Mama Salwa, ‘Sang Ibu Revolusi’ Bergabung ke Rab’a Adawiya

Mama Salwa adalah seorang ibu yang berperan serta secara aktif dalam berbagai demonstrasi. Dia tidak pernah meninggalkan Bundaran Tahrir pada revolusi 25 Januari untuk menggulingkan rezim yang berkuasa lebih dari 30 tahun.

Beliau tidak pernah ragu bergabung kepada demonstrasi apa saja demi memerangi kezhaliman. Maka beliau pun bergabung ke demonstrasi Rab’ah Adawiyah yang mendukung Presiden Mursi dan menentang pemerintahan militer.

Secara khusus, Mama Salwa meminta Presiden Mursi untuk bersabar dan teguh dalam memegang sikap dan haknya. Beliau menuduh media massa Mesir telah berkhianat dan melaksanakan agenda asing dalam menghancurkan lembaga-lembaga negara.


Karena sudah tidak bisa dianggap muda dan tetap aktif dan bersemangat dalam berbagai demonstrasi, para aktifis menggelarinya sebagai “Ibu Revolusi”.

Berkenaan dengan kudeta militer yang sering disebut sebagai pelengkap Revolusi 25 Januari 2011, beliau menyebutkan bahwa yang terjadi adalah kudeta militer 100%, tidak ada hubungannya sama sekali dengan demmokrasi. Kalau memang ada kebebasan berpendapat, maka kita semua pergi ke TPS, sedangkan yang terjadi sekarang adalah kerusuhan yang merambah seluruh wilayah. Semua ini telah dirancang sejak 25 Januari. Mereka ingin menggagalkan revolusi, dan melenyapkan mimpi-mimpi rakyat.

Menurutnya, banyak tangan terlibat dalam kudeta ini. Amerika, Israel, dan negera-negara Teluk. Tapi kita tidak boleh lupa dengan deep government yang banyak mengendalikan kerusuhan selama Mursi menjadi presiden.

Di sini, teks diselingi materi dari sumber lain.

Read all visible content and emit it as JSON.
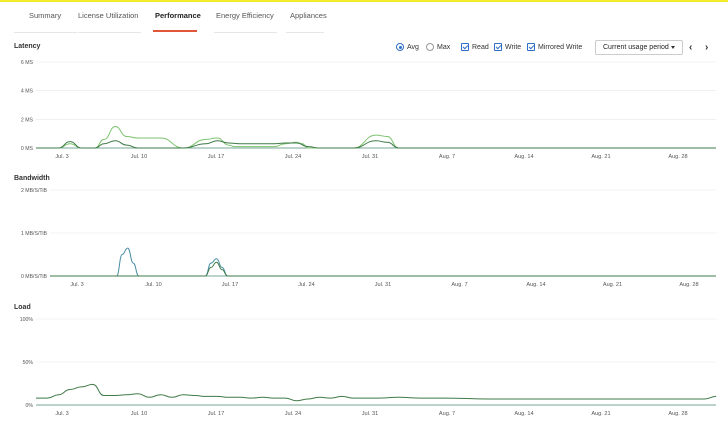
{
  "tabs": [
    {
      "label": "Summary",
      "active": false
    },
    {
      "label": "License Utilization",
      "active": false
    },
    {
      "label": "Performance",
      "active": true
    },
    {
      "label": "Energy Efficiency",
      "active": false
    },
    {
      "label": "Appliances",
      "active": false
    }
  ],
  "controls": {
    "avg_label": "Avg",
    "max_label": "Max",
    "avg_selected": true,
    "read_label": "Read",
    "write_label": "Write",
    "mirrored_label": "Mirrored Write",
    "read_checked": true,
    "write_checked": true,
    "mirrored_checked": true,
    "period_label": "Current usage period",
    "prev_icon": "chevron-left-icon",
    "next_icon": "chevron-right-icon"
  },
  "colors": {
    "light_green": "#7cc36e",
    "dark_green": "#3f7a48",
    "teal": "#4a8fa3",
    "grid": "#e8e8e8",
    "baseline": "#7aa79a",
    "tab_underline": "#e0563a",
    "accent": "#2f6fc9"
  },
  "chart_data": [
    {
      "type": "line",
      "title": "Latency",
      "y_ticks": [
        "6 MS",
        "4 MS",
        "2 MS",
        "0 MS"
      ],
      "ylim": [
        0,
        6
      ],
      "x_ticks": [
        "Jul. 3",
        "Jul. 10",
        "Jul. 17",
        "Jul. 24",
        "Jul. 31",
        "Aug. 7",
        "Aug. 14",
        "Aug. 21",
        "Aug. 28"
      ],
      "series": [
        {
          "name": "Read",
          "color": "#7cc36e",
          "x": [
            0,
            2,
            3,
            4,
            5.2,
            6,
            7,
            8,
            9,
            10,
            11,
            13,
            15,
            16,
            17,
            17.5,
            18,
            19,
            20,
            21,
            22,
            23,
            23.5,
            24,
            25,
            27,
            28,
            30,
            31,
            32,
            33,
            34,
            35,
            36,
            38,
            40,
            60
          ],
          "y": [
            0,
            0,
            0.3,
            0,
            0,
            0.6,
            1.5,
            0.8,
            0.7,
            0.7,
            0.7,
            0,
            0.6,
            0.7,
            0.2,
            0.1,
            0.1,
            0.1,
            0.1,
            0.1,
            0.3,
            0.4,
            0.3,
            0,
            0,
            0,
            0,
            0.9,
            0.8,
            0,
            0,
            0,
            0,
            0,
            0,
            0,
            0
          ]
        },
        {
          "name": "Write",
          "color": "#3f7a48",
          "x": [
            0,
            2,
            3,
            4,
            5.2,
            6,
            7,
            8,
            9,
            10,
            11,
            13,
            15,
            16,
            17,
            18,
            19,
            20,
            21,
            22,
            23,
            24,
            25,
            27,
            28,
            30,
            31,
            32,
            33,
            34,
            60
          ],
          "y": [
            0,
            0,
            0.45,
            0,
            0,
            0.3,
            0.5,
            0.2,
            0,
            0,
            0,
            0,
            0.3,
            0.5,
            0.35,
            0.3,
            0.3,
            0.3,
            0.3,
            0.35,
            0.35,
            0.1,
            0,
            0,
            0,
            0.5,
            0.4,
            0,
            0,
            0,
            0
          ]
        }
      ]
    },
    {
      "type": "line",
      "title": "Bandwidth",
      "y_ticks": [
        "2 MB/S/TiB",
        "1 MB/S/TiB",
        "0 MB/S/TiB"
      ],
      "ylim": [
        0,
        2
      ],
      "x_ticks": [
        "Jul. 3",
        "Jul. 10",
        "Jul. 17",
        "Jul. 24",
        "Jul. 31",
        "Aug. 7",
        "Aug. 14",
        "Aug. 21",
        "Aug. 28"
      ],
      "series": [
        {
          "name": "Read",
          "color": "#4a8fa3",
          "x": [
            0,
            6,
            6.5,
            7,
            7.5,
            8,
            14,
            14.5,
            15,
            15.5,
            16,
            60
          ],
          "y": [
            0,
            0,
            0.5,
            0.65,
            0.3,
            0,
            0,
            0.3,
            0.4,
            0.2,
            0,
            0
          ]
        },
        {
          "name": "Write",
          "color": "#3f7a48",
          "x": [
            0,
            14,
            14.5,
            15,
            15.5,
            16,
            60
          ],
          "y": [
            0,
            0,
            0.2,
            0.32,
            0.15,
            0,
            0
          ]
        }
      ]
    },
    {
      "type": "line",
      "title": "Load",
      "y_ticks": [
        "100%",
        "50%",
        "0%"
      ],
      "ylim": [
        0,
        100
      ],
      "x_ticks": [
        "Jul. 3",
        "Jul. 10",
        "Jul. 17",
        "Jul. 24",
        "Jul. 31",
        "Aug. 7",
        "Aug. 14",
        "Aug. 21",
        "Aug. 28"
      ],
      "series": [
        {
          "name": "Load",
          "color": "#3f7a48",
          "x": [
            0,
            1,
            2,
            3,
            4,
            5,
            6,
            7,
            8,
            9,
            10,
            11,
            12,
            13,
            14,
            15,
            16,
            17,
            18,
            19,
            20,
            21,
            22,
            23,
            24,
            25,
            26,
            27,
            28,
            30,
            32,
            34,
            36,
            40,
            45,
            50,
            55,
            58,
            59,
            60
          ],
          "y": [
            8,
            8,
            12,
            18,
            21,
            24,
            11,
            11,
            12,
            13,
            9,
            12,
            9,
            12,
            11,
            10,
            10,
            9,
            9,
            8,
            9,
            8,
            8,
            5,
            7,
            9,
            8,
            10,
            8,
            8,
            9,
            8,
            8,
            7,
            7,
            7,
            7,
            7,
            7,
            10
          ]
        }
      ]
    }
  ]
}
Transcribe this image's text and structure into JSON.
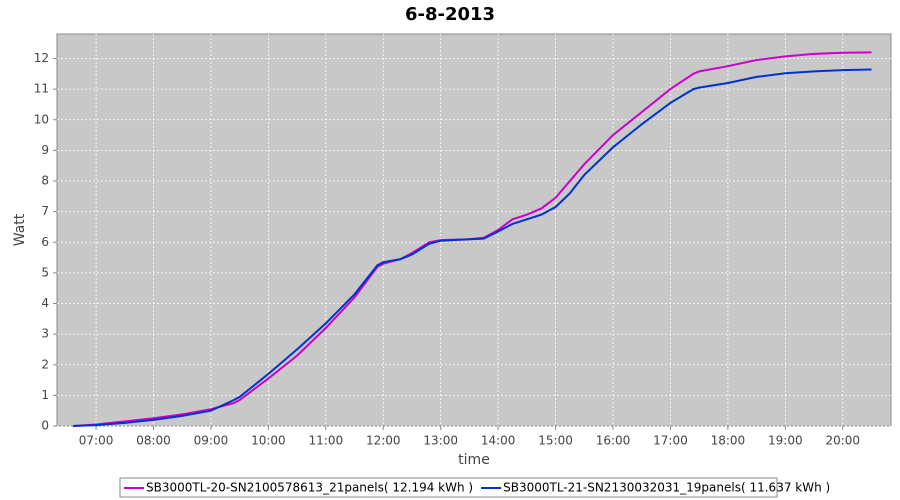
{
  "chart_data": {
    "type": "line",
    "title": "6-8-2013",
    "x_label": "time",
    "y_label": "Watt",
    "x": [
      6.6,
      7.0,
      7.5,
      8.0,
      8.5,
      9.0,
      9.4,
      9.5,
      10.0,
      10.5,
      11.0,
      11.5,
      11.9,
      12.0,
      12.3,
      12.5,
      12.8,
      13.0,
      13.5,
      13.75,
      14.0,
      14.25,
      14.5,
      14.75,
      15.0,
      15.25,
      15.5,
      16.0,
      16.5,
      17.0,
      17.4,
      17.5,
      18.0,
      18.5,
      19.0,
      19.5,
      20.0,
      20.5
    ],
    "series": [
      {
        "name": "SB3000TL-20-SN2100578613_21panels( 12.194 kWh )",
        "color": "#cc00cc",
        "values": [
          0,
          0.05,
          0.15,
          0.25,
          0.38,
          0.55,
          0.75,
          0.85,
          1.55,
          2.3,
          3.2,
          4.2,
          5.2,
          5.3,
          5.45,
          5.65,
          6.0,
          6.07,
          6.1,
          6.15,
          6.4,
          6.75,
          6.9,
          7.1,
          7.45,
          8.0,
          8.55,
          9.5,
          10.25,
          11.0,
          11.5,
          11.58,
          11.75,
          11.95,
          12.07,
          12.15,
          12.19,
          12.2
        ]
      },
      {
        "name": "SB3000TL-21-SN2130032031_19panels( 11.637 kWh )",
        "color": "#0033cc",
        "values": [
          0,
          0.03,
          0.1,
          0.2,
          0.33,
          0.5,
          0.85,
          0.95,
          1.7,
          2.5,
          3.35,
          4.3,
          5.25,
          5.35,
          5.45,
          5.6,
          5.95,
          6.05,
          6.1,
          6.12,
          6.35,
          6.6,
          6.75,
          6.9,
          7.15,
          7.6,
          8.2,
          9.1,
          9.85,
          10.55,
          11.0,
          11.05,
          11.2,
          11.4,
          11.52,
          11.58,
          11.62,
          11.64
        ]
      }
    ],
    "xlim": [
      6.32,
      20.84
    ],
    "ylim": [
      0,
      12.8
    ],
    "xticks": [
      {
        "value": 7,
        "label": "07:00"
      },
      {
        "value": 8,
        "label": "08:00"
      },
      {
        "value": 9,
        "label": "09:00"
      },
      {
        "value": 10,
        "label": "10:00"
      },
      {
        "value": 11,
        "label": "11:00"
      },
      {
        "value": 12,
        "label": "12:00"
      },
      {
        "value": 13,
        "label": "13:00"
      },
      {
        "value": 14,
        "label": "14:00"
      },
      {
        "value": 15,
        "label": "15:00"
      },
      {
        "value": 16,
        "label": "16:00"
      },
      {
        "value": 17,
        "label": "17:00"
      },
      {
        "value": 18,
        "label": "18:00"
      },
      {
        "value": 19,
        "label": "19:00"
      },
      {
        "value": 20,
        "label": "20:00"
      }
    ],
    "yticks": [
      0,
      1,
      2,
      3,
      4,
      5,
      6,
      7,
      8,
      9,
      10,
      11,
      12
    ],
    "grid": true,
    "legend_position": "bottom"
  }
}
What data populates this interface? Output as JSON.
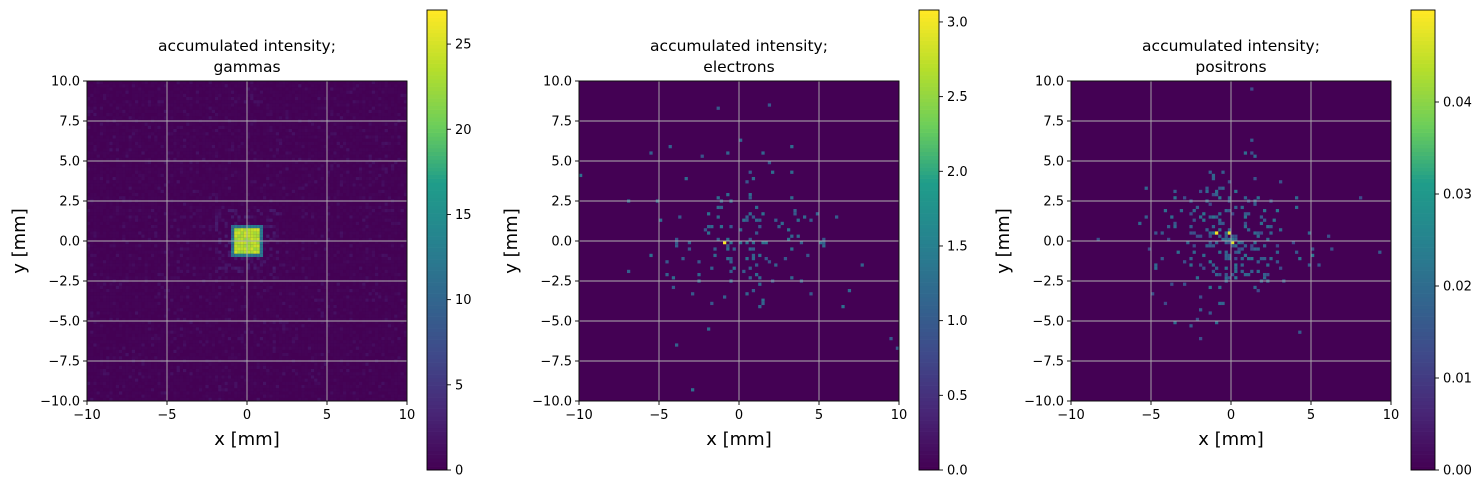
{
  "chart_data": [
    {
      "type": "heatmap",
      "title": "accumulated intensity;\ngammas",
      "title_lines": [
        "accumulated intensity;",
        "gammas"
      ],
      "xlabel": "x [mm]",
      "ylabel": "y [mm]",
      "xlim": [
        -10,
        10
      ],
      "ylim": [
        -10,
        10
      ],
      "x_ticks": [
        -10,
        -5,
        0,
        5,
        10
      ],
      "x_tick_labels": [
        "−10",
        "−5",
        "0",
        "5",
        "10"
      ],
      "y_ticks": [
        10.0,
        7.5,
        5.0,
        2.5,
        0.0,
        -2.5,
        -5.0,
        -7.5,
        -10.0
      ],
      "y_tick_labels": [
        "10.0",
        "7.5",
        "5.0",
        "2.5",
        "0.0",
        "−2.5",
        "−5.0",
        "−7.5",
        "−10.0"
      ],
      "grid": true,
      "colormap": "viridis",
      "colorbar": {
        "min": 0,
        "max": 27,
        "ticks": [
          0,
          5,
          10,
          15,
          20,
          25
        ],
        "tick_labels": [
          "0",
          "5",
          "10",
          "15",
          "20",
          "25"
        ]
      },
      "bins": 100,
      "description_of_values": {
        "core": {
          "x_range": [
            -0.8,
            0.8
          ],
          "y_range": [
            -0.8,
            0.8
          ],
          "value": 23
        },
        "halo_value": 10,
        "background_value": 0.3
      }
    },
    {
      "type": "heatmap",
      "title": "accumulated intensity;\nelectrons",
      "title_lines": [
        "accumulated intensity;",
        "electrons"
      ],
      "xlabel": "x [mm]",
      "ylabel": "y [mm]",
      "xlim": [
        -10,
        10
      ],
      "ylim": [
        -10,
        10
      ],
      "x_ticks": [
        -10,
        -5,
        0,
        5,
        10
      ],
      "x_tick_labels": [
        "−10",
        "−5",
        "0",
        "5",
        "10"
      ],
      "y_ticks": [
        10.0,
        7.5,
        5.0,
        2.5,
        0.0,
        -2.5,
        -5.0,
        -7.5,
        -10.0
      ],
      "y_tick_labels": [
        "10.0",
        "7.5",
        "5.0",
        "2.5",
        "0.0",
        "−2.5",
        "−5.0",
        "−7.5",
        "−10.0"
      ],
      "grid": true,
      "colormap": "viridis",
      "colorbar": {
        "min": 0,
        "max": 3.08,
        "ticks": [
          0.0,
          0.5,
          1.0,
          1.5,
          2.0,
          2.5,
          3.0
        ],
        "tick_labels": [
          "0.0",
          "0.5",
          "1.0",
          "1.5",
          "2.0",
          "2.5",
          "3.0"
        ]
      },
      "bins": 100,
      "peak": {
        "x": -0.9,
        "y": -0.1,
        "value": 3.05
      }
    },
    {
      "type": "heatmap",
      "title": "accumulated intensity;\npositrons",
      "title_lines": [
        "accumulated intensity;",
        "positrons"
      ],
      "xlabel": "x [mm]",
      "ylabel": "y [mm]",
      "xlim": [
        -10,
        10
      ],
      "ylim": [
        -10,
        10
      ],
      "x_ticks": [
        -10,
        -5,
        0,
        5,
        10
      ],
      "x_tick_labels": [
        "−10",
        "−5",
        "0",
        "5",
        "10"
      ],
      "y_ticks": [
        10.0,
        7.5,
        5.0,
        2.5,
        0.0,
        -2.5,
        -5.0,
        -7.5,
        -10.0
      ],
      "y_tick_labels": [
        "10.0",
        "7.5",
        "5.0",
        "2.5",
        "0.0",
        "−2.5",
        "−5.0",
        "−7.5",
        "−10.0"
      ],
      "grid": true,
      "colormap": "viridis",
      "colorbar": {
        "min": 0,
        "max": 0.05,
        "ticks": [
          0.0,
          0.01,
          0.02,
          0.03,
          0.04
        ],
        "tick_labels": [
          "0.00",
          "0.01",
          "0.02",
          "0.03",
          "0.04"
        ]
      },
      "bins": 100,
      "peaks": [
        {
          "x": -0.9,
          "y": 0.4,
          "value": 0.049
        },
        {
          "x": -0.1,
          "y": 0.5,
          "value": 0.048
        },
        {
          "x": 0.0,
          "y": -0.2,
          "value": 0.047
        }
      ]
    }
  ],
  "colors": {
    "grid": "#b0b0b0",
    "viridis_low": "#440154",
    "viridis_mid": "#21918c",
    "viridis_high": "#fde725"
  }
}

Kudeta ini, lanjutnya, menyeret Mesir kepada jurang kehancuran. Lembaga-lembaga negara dihancurkan, rejim Mubarak kembali berkuasa, proyek-proyek nasional Mursi mandeg, darah yang mengalir di mana-mana, militer yang melemah, dan lainnya.

Terakhir, beliau menyebutkan bahwa jalan satu-satunya keluar dari bencana ini adalah kembali kepada kotak-kotak suara. Mungkin pihak pengkudeta tidak mau, karena mereka selalu kalah dalam pemungutan suara. Karena itu beliau menantang, “Kalau kalian benar-benar bisa mengumpulkan 33 juta orang demonstran pada 30 Juni kemarin, kenapa takut bertarung di pemilu?”

Mereka telah berbohong, mereka memilih perang kotor. Karena perang yang bersih adalah pemilu. (msa/sbb/dkw)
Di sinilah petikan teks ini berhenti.